Today, Africa is the world’s poorest continent. In the fifteenth century, it was known for its wealth. Mansa Mūsā, the ruler of Mali, had literally put his realm on the map in 1324 when he led a great pilgrimage to Mecca, distributing so much gold along the way that its price was depressed for a decade. Until 1434, however, no European sailor had seen the coast of Africa below the Sahara, or the forest kingdoms south of Mali that contained the actual gold fields. But in that year, a Portuguese ship brought a sprig of rosemary from West Africa, proof that one could sail beyond the desert and return. Little by little, Portuguese ships moved farther down the coast. In 1485, they reached Benin, an imposing city whose craftsmen produced bronze sculptures that still inspire admiration for their artistic beauty and superb casting techniques. The Portuguese established fortified trading posts on the western coast of Africa. The profits reaped by these Portuguese “factories”—so named because merchants were known as “factors”—inspired other European powers to follow in their footsteps.

An engraving, published in 1668, of a procession of the oba (king) outside Benin on the western coast of Africa. The image suggests the extent of the city, a center of government, trade, and the arts.

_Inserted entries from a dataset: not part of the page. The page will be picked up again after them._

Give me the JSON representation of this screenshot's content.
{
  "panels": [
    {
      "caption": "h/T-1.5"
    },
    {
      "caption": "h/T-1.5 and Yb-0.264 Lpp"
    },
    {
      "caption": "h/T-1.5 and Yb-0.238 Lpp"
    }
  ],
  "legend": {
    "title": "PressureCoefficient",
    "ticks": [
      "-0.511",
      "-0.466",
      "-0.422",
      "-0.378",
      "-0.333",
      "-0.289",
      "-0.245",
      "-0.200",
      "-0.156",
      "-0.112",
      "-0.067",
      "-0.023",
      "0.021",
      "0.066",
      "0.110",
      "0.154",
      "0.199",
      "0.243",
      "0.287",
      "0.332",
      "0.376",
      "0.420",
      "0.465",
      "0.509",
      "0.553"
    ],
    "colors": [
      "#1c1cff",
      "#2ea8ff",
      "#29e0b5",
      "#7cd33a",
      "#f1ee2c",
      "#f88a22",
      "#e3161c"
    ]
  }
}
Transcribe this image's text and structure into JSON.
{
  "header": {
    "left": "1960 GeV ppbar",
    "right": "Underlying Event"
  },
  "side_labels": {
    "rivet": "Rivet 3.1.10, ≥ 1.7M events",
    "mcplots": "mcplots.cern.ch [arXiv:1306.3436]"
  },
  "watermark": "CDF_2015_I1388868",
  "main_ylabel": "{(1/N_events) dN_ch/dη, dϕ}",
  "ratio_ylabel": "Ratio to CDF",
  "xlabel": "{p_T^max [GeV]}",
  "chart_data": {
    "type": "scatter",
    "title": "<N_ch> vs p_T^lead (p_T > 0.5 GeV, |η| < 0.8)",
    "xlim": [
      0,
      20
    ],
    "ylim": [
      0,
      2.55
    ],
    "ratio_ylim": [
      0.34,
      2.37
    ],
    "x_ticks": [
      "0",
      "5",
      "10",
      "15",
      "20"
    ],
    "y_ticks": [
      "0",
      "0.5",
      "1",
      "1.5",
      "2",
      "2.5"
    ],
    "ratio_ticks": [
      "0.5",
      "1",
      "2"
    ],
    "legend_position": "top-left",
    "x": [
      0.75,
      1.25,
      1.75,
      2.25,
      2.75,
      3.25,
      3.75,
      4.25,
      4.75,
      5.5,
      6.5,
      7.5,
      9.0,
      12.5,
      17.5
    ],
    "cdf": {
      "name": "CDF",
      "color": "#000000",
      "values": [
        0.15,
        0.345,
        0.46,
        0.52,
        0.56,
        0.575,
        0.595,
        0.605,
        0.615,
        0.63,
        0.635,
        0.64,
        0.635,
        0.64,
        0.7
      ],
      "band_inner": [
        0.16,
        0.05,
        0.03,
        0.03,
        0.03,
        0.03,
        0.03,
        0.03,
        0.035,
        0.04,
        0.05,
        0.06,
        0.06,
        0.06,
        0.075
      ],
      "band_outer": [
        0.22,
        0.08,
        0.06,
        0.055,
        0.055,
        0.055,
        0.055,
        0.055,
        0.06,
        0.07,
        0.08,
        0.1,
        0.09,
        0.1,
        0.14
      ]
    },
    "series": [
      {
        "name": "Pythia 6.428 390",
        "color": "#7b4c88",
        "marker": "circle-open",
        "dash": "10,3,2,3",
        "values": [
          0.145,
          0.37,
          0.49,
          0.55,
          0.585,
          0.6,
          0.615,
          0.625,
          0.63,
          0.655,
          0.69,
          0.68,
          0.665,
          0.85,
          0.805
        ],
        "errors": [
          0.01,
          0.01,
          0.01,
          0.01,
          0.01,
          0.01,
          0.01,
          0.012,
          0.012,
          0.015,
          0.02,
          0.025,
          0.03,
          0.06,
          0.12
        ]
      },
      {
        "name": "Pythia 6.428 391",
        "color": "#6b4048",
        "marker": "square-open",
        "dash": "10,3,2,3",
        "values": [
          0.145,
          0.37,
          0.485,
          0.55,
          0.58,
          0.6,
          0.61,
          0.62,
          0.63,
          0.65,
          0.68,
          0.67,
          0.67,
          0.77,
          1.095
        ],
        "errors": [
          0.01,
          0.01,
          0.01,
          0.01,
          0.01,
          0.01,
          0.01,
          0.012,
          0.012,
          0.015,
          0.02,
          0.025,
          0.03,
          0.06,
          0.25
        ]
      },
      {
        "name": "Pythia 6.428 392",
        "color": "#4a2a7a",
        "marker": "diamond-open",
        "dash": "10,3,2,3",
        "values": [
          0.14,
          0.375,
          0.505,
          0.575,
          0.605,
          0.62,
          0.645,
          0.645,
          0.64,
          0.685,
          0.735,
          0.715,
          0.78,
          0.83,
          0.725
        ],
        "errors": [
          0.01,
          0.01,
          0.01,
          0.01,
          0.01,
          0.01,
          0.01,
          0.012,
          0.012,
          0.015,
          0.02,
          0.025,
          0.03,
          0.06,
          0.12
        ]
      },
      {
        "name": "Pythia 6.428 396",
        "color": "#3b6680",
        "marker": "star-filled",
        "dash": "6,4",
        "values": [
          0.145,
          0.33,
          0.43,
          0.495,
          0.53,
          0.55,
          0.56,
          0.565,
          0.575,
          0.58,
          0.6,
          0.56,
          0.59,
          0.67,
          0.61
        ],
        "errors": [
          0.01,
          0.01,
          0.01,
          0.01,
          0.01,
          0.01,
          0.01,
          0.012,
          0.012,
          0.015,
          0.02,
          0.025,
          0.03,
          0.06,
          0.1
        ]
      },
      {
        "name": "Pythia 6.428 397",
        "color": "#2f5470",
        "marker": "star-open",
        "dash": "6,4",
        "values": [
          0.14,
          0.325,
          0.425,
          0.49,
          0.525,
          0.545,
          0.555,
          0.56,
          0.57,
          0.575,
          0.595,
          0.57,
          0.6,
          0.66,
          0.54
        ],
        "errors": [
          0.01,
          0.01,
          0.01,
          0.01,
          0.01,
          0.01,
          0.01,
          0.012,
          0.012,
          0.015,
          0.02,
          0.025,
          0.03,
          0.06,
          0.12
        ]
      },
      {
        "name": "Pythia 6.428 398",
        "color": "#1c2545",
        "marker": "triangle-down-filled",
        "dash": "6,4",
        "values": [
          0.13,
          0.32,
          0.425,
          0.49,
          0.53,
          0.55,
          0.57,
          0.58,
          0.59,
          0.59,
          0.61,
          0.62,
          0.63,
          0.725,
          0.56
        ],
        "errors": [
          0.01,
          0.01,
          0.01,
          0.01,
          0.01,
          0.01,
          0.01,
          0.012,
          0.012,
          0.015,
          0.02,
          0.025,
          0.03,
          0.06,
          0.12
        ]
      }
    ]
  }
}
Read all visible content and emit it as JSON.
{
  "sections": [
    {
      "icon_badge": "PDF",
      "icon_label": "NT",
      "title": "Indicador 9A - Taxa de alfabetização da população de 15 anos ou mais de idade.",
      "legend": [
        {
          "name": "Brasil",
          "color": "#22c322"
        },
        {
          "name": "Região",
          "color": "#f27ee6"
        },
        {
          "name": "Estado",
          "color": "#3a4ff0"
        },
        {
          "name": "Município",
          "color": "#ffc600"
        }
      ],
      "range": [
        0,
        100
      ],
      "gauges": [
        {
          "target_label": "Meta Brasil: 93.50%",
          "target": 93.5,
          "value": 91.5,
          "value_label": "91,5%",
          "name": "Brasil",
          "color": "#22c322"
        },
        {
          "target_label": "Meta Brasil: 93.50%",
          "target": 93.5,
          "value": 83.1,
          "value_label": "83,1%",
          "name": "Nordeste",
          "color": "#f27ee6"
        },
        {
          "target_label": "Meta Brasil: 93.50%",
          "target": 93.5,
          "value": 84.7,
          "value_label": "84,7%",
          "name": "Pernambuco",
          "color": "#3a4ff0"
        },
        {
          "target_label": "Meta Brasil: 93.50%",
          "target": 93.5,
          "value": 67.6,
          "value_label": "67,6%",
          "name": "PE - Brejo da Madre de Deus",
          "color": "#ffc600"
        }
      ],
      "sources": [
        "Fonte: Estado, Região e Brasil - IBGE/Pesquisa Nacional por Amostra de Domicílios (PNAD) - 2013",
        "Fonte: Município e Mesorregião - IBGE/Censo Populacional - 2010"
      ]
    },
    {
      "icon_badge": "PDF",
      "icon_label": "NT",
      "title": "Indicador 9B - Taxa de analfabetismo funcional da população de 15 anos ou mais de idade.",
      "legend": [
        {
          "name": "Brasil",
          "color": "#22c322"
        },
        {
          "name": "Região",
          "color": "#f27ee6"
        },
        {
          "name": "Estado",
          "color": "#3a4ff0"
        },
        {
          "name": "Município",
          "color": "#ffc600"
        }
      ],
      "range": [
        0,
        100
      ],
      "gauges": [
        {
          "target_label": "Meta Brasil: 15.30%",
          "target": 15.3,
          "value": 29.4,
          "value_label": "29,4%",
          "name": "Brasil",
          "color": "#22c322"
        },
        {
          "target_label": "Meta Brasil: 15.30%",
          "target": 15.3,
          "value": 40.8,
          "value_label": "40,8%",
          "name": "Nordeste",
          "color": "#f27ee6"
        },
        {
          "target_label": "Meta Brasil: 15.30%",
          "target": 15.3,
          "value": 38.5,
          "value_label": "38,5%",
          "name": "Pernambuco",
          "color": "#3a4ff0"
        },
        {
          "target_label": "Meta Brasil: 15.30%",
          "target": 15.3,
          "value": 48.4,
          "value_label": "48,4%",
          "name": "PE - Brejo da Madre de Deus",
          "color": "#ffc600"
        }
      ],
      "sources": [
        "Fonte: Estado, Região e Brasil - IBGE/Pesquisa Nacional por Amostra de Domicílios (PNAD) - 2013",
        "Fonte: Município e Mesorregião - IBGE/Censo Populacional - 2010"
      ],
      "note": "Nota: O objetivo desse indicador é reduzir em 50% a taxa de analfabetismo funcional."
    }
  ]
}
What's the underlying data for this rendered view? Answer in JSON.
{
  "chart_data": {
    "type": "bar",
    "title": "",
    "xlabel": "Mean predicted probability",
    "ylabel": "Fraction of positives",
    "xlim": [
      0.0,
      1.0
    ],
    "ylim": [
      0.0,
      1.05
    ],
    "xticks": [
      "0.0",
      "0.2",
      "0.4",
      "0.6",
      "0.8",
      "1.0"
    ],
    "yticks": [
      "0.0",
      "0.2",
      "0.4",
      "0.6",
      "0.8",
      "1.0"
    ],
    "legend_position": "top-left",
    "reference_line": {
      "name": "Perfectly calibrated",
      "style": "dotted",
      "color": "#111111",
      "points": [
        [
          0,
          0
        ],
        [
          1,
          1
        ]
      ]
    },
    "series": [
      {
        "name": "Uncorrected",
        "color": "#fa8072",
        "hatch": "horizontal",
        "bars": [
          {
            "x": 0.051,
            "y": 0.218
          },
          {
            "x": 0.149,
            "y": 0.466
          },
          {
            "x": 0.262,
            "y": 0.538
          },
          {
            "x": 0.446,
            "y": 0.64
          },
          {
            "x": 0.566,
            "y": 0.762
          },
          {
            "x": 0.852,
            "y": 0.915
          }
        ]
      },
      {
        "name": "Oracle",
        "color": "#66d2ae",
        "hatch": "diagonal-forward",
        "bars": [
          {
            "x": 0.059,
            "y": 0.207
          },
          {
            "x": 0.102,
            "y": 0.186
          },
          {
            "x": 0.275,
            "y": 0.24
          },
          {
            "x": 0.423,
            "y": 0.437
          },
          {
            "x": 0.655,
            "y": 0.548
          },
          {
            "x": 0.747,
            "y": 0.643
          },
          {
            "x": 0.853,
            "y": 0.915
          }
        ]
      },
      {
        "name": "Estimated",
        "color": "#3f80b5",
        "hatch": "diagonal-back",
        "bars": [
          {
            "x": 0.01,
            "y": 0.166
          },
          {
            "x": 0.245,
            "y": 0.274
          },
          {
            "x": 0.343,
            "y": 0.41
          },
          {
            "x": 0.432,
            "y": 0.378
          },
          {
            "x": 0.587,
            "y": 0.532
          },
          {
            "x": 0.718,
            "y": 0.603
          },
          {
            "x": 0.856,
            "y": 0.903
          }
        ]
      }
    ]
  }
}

Portugal also began to colonize Madeira, the Azores, and the Canary and Cape Verde Islands, which lie in the Atlantic off the African coast. Sugar plantations worked by Muslim captives and slaves from Slavic areas of eastern Europe had flourished in the Middle Ages on Mediterranean islands like Cyprus, Malta, and Crete. Now, the Portuguese established plantations on the Atlantic islands, eventually replacing the native populations with thousands of slaves shipped from Africa—an ominous precedent for the New World. Soon, the center of sugar production would shift again, to the Western Hemisphere.